A recent algorithm developed by Tripathi et al. [J. Appl. Phys. 128, 025017 (2020); Erratum, J. Appl. Phys. 131, 169901 (2022)] is modified to study the effects of thermal contact resistance on the field emission (FE) properties of a carbon nanotube (CNT). The model takes into account the temperature dependence of the CNT electrical and thermal conductivities. The boundary condition proposed by Huang et al. [Phys. Rev. Lett. 93, 7 (2004)] is used to include the effects of thermal contact resistance at a CNT/chuck interface located at x=0, i.e., Tc=T(x=0)=λπr2κ(Tc)(∂T/∂x)x=0+T0, where r is the CNT radius, κ(Tc) is the heat conduction coefficient at x=0, and λ is the thermal resistivity of the CNT/chuck interface.
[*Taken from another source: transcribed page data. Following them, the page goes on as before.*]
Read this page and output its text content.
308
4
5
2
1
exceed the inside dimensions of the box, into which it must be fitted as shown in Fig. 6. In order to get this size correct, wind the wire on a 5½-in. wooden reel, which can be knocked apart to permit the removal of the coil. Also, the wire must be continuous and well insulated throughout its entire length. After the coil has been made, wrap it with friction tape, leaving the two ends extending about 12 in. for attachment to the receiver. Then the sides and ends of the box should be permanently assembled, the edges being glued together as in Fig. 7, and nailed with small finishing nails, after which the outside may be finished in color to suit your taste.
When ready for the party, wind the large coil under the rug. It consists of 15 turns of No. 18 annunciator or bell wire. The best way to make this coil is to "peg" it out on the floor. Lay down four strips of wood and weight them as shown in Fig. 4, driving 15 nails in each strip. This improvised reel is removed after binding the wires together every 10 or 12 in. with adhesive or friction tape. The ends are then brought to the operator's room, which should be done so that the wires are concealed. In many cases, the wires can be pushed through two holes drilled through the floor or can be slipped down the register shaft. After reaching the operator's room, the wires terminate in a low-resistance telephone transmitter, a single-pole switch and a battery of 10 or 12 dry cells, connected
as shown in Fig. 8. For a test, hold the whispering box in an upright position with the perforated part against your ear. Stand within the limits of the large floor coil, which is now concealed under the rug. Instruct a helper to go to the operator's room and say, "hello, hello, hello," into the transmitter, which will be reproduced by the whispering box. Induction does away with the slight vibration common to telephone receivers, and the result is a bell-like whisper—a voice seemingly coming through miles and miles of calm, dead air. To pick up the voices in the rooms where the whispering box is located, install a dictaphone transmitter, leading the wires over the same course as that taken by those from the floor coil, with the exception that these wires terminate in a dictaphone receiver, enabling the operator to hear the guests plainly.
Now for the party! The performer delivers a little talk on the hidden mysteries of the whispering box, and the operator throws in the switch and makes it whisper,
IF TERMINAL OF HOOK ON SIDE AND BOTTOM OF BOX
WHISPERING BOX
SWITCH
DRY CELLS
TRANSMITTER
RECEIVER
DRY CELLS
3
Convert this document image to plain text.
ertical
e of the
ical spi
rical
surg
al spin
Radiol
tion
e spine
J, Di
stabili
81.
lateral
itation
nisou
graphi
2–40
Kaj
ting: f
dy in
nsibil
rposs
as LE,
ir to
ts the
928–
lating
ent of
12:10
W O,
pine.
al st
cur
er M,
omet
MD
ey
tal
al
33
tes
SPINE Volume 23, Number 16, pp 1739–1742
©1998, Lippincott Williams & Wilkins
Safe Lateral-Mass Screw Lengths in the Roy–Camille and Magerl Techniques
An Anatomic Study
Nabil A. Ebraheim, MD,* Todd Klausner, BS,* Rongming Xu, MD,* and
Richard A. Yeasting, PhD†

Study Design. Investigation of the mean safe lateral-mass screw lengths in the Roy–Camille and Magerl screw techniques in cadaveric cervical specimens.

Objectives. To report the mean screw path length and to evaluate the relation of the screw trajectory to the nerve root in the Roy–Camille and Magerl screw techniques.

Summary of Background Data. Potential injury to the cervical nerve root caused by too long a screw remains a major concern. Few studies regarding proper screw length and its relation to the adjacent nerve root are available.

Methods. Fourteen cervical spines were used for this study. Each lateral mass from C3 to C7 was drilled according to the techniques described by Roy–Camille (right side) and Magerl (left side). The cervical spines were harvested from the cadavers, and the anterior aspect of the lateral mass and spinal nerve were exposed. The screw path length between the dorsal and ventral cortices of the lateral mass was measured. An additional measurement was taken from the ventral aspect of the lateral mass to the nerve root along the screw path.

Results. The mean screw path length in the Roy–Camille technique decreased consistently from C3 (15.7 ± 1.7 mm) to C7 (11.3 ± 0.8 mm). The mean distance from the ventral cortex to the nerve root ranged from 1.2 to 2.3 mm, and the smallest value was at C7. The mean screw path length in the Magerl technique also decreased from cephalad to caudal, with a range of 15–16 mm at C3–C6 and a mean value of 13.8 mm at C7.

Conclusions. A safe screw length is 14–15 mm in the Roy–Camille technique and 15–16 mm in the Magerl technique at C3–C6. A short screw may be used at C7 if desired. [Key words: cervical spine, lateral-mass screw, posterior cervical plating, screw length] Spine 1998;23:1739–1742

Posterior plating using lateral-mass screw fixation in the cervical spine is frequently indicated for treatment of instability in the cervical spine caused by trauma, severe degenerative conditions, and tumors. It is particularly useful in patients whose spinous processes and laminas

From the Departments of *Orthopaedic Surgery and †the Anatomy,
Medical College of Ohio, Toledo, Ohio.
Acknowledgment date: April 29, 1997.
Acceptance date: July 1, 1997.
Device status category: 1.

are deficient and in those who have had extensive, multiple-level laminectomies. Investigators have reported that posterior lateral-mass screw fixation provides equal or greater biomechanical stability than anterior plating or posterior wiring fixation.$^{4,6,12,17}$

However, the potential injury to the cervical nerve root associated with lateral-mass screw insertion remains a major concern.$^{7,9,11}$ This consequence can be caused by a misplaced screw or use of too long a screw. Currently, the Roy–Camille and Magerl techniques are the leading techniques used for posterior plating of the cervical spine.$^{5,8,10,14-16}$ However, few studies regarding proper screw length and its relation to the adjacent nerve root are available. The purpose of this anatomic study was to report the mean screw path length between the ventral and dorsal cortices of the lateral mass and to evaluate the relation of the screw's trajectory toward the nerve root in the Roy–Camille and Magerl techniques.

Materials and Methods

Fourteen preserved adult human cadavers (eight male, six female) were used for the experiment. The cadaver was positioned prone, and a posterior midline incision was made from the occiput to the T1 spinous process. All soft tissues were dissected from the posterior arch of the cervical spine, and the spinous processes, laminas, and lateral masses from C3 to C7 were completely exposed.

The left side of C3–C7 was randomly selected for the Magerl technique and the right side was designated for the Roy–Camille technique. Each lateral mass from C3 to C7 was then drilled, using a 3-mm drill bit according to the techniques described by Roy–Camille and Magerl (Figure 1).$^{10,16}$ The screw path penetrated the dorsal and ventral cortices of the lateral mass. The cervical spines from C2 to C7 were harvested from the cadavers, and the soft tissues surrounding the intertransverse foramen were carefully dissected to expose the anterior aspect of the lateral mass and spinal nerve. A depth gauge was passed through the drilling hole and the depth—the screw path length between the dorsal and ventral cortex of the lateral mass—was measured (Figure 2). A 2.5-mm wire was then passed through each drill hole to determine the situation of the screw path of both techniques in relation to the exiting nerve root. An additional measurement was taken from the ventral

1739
The chuck is assumed to be a perfect heat sink at temperature T0. For a given set of CNT parameters and values of the applied external electric field, it is shown that current constriction at the CNT/chuck contact point leads to self-heating effects which increase with the value of the thermal contact resistance, leading to an increase in the temperature profile along the CNT (including the temperature at its tip) and the FE current above their values obtained assuming the CNT/chuck interface is at the heat sink temperature T0. The fractional change of the emission current versus applied external electric field is calculated for increasing values of the parameter λ.